Like with the scarf, wearing things different ways will change your look. For instance, a denim chambray shirt can be worn buttoned up with a necklace, unbuttoned and open with a t-shirt under it, or buttoned with a sweater over it for a more polished look. That’s one shirt, three ways.
Learn to layer.
If by chance not all of your clothes fit in your carry on, it’s time to layer, layer, layer! I will often wear a tank top, t-shirt, button up, jacket, and of course my scarf, while flying. Good thing those flights are often chilly! I also recommend wearing your bulkiest pair of shoes on the day of travel (typically your tennis shoes) to make more room in your bag.
Embrace the bun.
Come up with hairstyles that will work for you WITHOUT needing a blow dryer or curling iron. These items are bulky and can get heavy. The high bun and a simple French braid are my go-tos. A head wrap is also a great option, especially if you haven’t gotten to shower recently.
Transfer products to smaller bottles.
If you’re not doing this, then you’re wasting a ton of space! I seriously have a 3 oz bottle of contact solution that I got for free from my eye doctor nearly 10 years ago that I STILL refill whenever I travel. Just pop off the lid, and transfer the solution from my big bottle I use daily to the little one. This is usually WAY cheaper than buying travel-sized products.
Pack a DivaCup.
This is one of my favorite, and more personal, hacks for packing light. If you’ll be traveling during that time of the month, tampons can take up a lot of space in your bag. Instead, I pack just one DivaCup and am good to go.

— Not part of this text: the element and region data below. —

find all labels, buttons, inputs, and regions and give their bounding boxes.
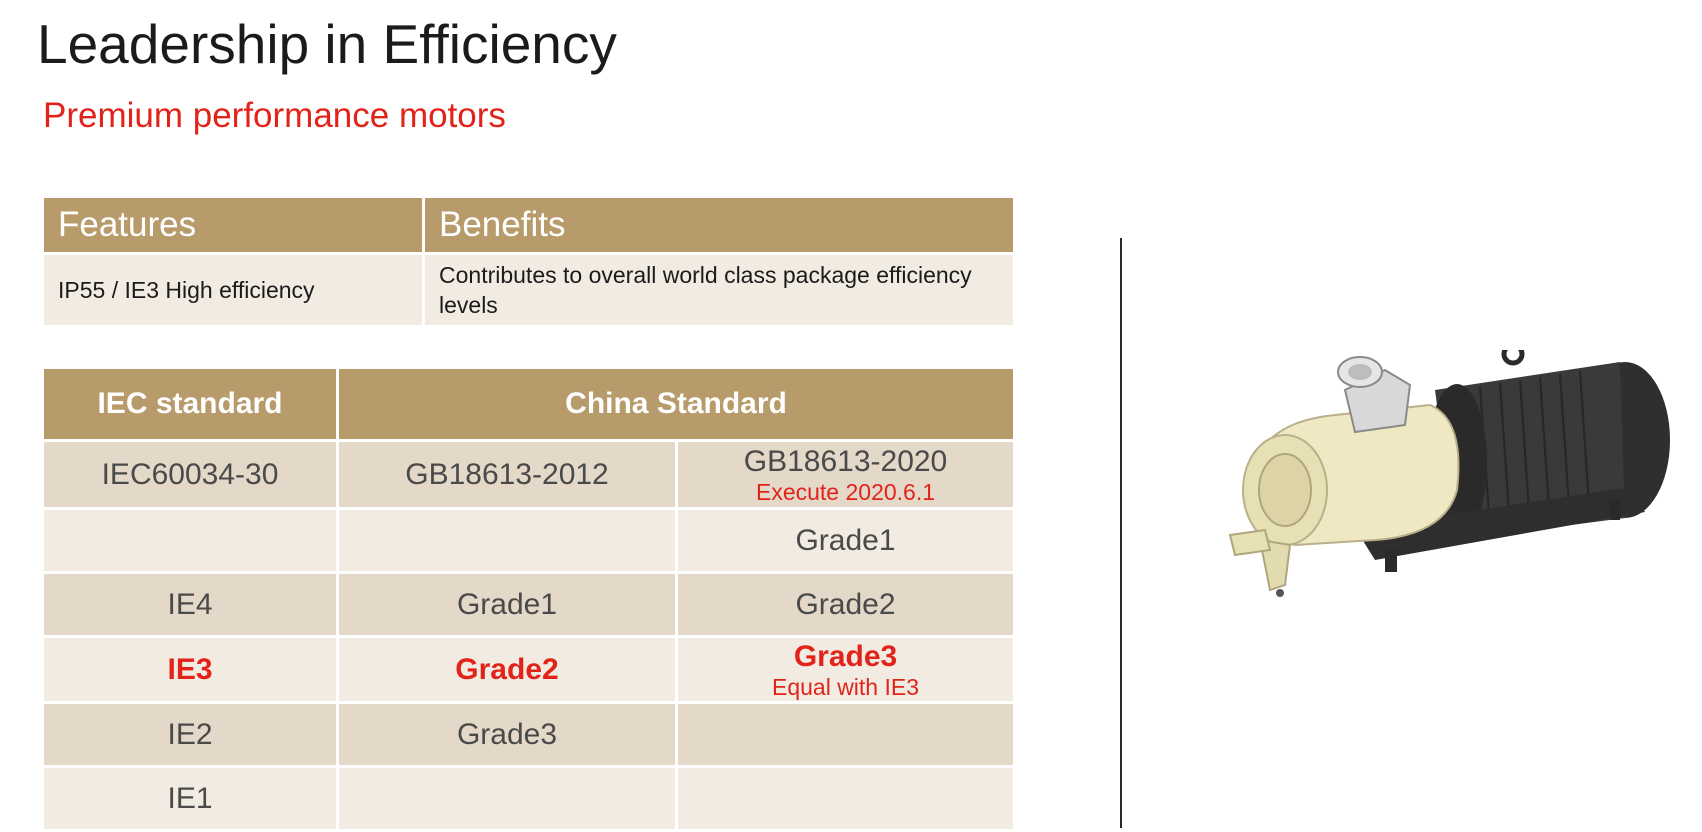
slide-title: Leadership in Efficiency	[37, 13, 617, 75]
gb2020-execute-note: Execute 2020.6.1	[755, 478, 936, 505]
gb2020-code-label: GB18613-2020	[743, 444, 948, 478]
equal-ie3-note: Equal with IE3	[771, 673, 920, 700]
table-row: Grade1	[41, 507, 1017, 574]
features-table: Features Benefits IP55 / IE3 High effici…	[41, 195, 1016, 328]
iec-cell: IE3	[41, 635, 339, 704]
table-row: IP55 / IE3 High efficiency Contributes t…	[41, 252, 1016, 328]
table-row: IE4 Grade1 Grade2	[41, 571, 1017, 638]
gb2020-grade-label: Grade3	[793, 639, 898, 673]
china-standard-header: China Standard	[335, 366, 1017, 442]
iec-cell	[41, 507, 339, 574]
air-compressor-motor-icon	[1228, 350, 1670, 597]
table-row: IE1	[41, 765, 1017, 832]
iec-code-cell: IEC60034-30	[41, 439, 339, 510]
gb2012-cell: Grade1	[336, 571, 678, 638]
table-row-highlight: IE3 Grade2 Grade3 Equal with IE3	[41, 635, 1017, 704]
gb2012-code-cell: GB18613-2012	[336, 439, 678, 510]
standards-subheader-row: IEC60034-30 GB18613-2012 GB18613-2020 Ex…	[41, 439, 1017, 510]
iec-cell: IE2	[41, 701, 339, 768]
gb2020-cell	[674, 701, 1017, 768]
gb2020-cell: Grade2	[674, 571, 1017, 638]
vertical-divider	[1120, 238, 1122, 828]
gb2020-cell	[674, 765, 1017, 832]
features-header-row: Features Benefits	[41, 195, 1016, 255]
iec-standard-header: IEC standard	[41, 366, 339, 442]
feature-cell: IP55 / IE3 High efficiency	[41, 252, 425, 328]
gb2012-cell: Grade3	[336, 701, 678, 768]
slide-subtitle: Premium performance motors	[43, 96, 506, 135]
gb2012-cell	[336, 765, 678, 832]
standards-header-row: IEC standard China Standard	[41, 366, 1017, 442]
features-header: Features	[41, 195, 425, 255]
gb2012-cell: Grade2	[336, 635, 678, 704]
gb2020-cell: Grade3 Equal with IE3	[674, 635, 1017, 704]
gb2020-code-cell: GB18613-2020 Execute 2020.6.1	[674, 439, 1017, 510]
benefits-header: Benefits	[422, 195, 1016, 255]
benefit-cell: Contributes to overall world class packa…	[422, 252, 1016, 328]
table-row: IE2 Grade3	[41, 701, 1017, 768]
standards-table: IEC standard China Standard IEC60034-30 …	[41, 366, 1017, 832]
iec-cell: IE4	[41, 571, 339, 638]
iec-cell: IE1	[41, 765, 339, 832]
gb2012-cell	[336, 507, 678, 574]
gb2020-cell: Grade1	[674, 507, 1017, 574]
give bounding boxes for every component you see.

If you’re not familiar with The DivaCup, it’s a menstrual cup that’s used in place of tampons. I started using it about 6 months ago and haven’t looked back. It can be worn for up to 12 hours before needing to be emptied (perfect for long travel days!) and it has also saved me a lot of money. The average cost of menstrual care for the year is $150 while one DivaCup costs just $39.99 and lasts one year (or more!).
If you’re interested in trying it, The DivaCup can be found at most major retailers, including Target. Use this store locator tool to find where you can buy one near you.
Make sure to read the User Guide before trying the cup and consult your healthcare provider if you have any questions.
With all of these tips, I hope you’ll easily be able to pack in a carry on the next time you travel. I promise you it will be a freeing experience! Less is more when it comes to packing.
What are your best tips for packing light?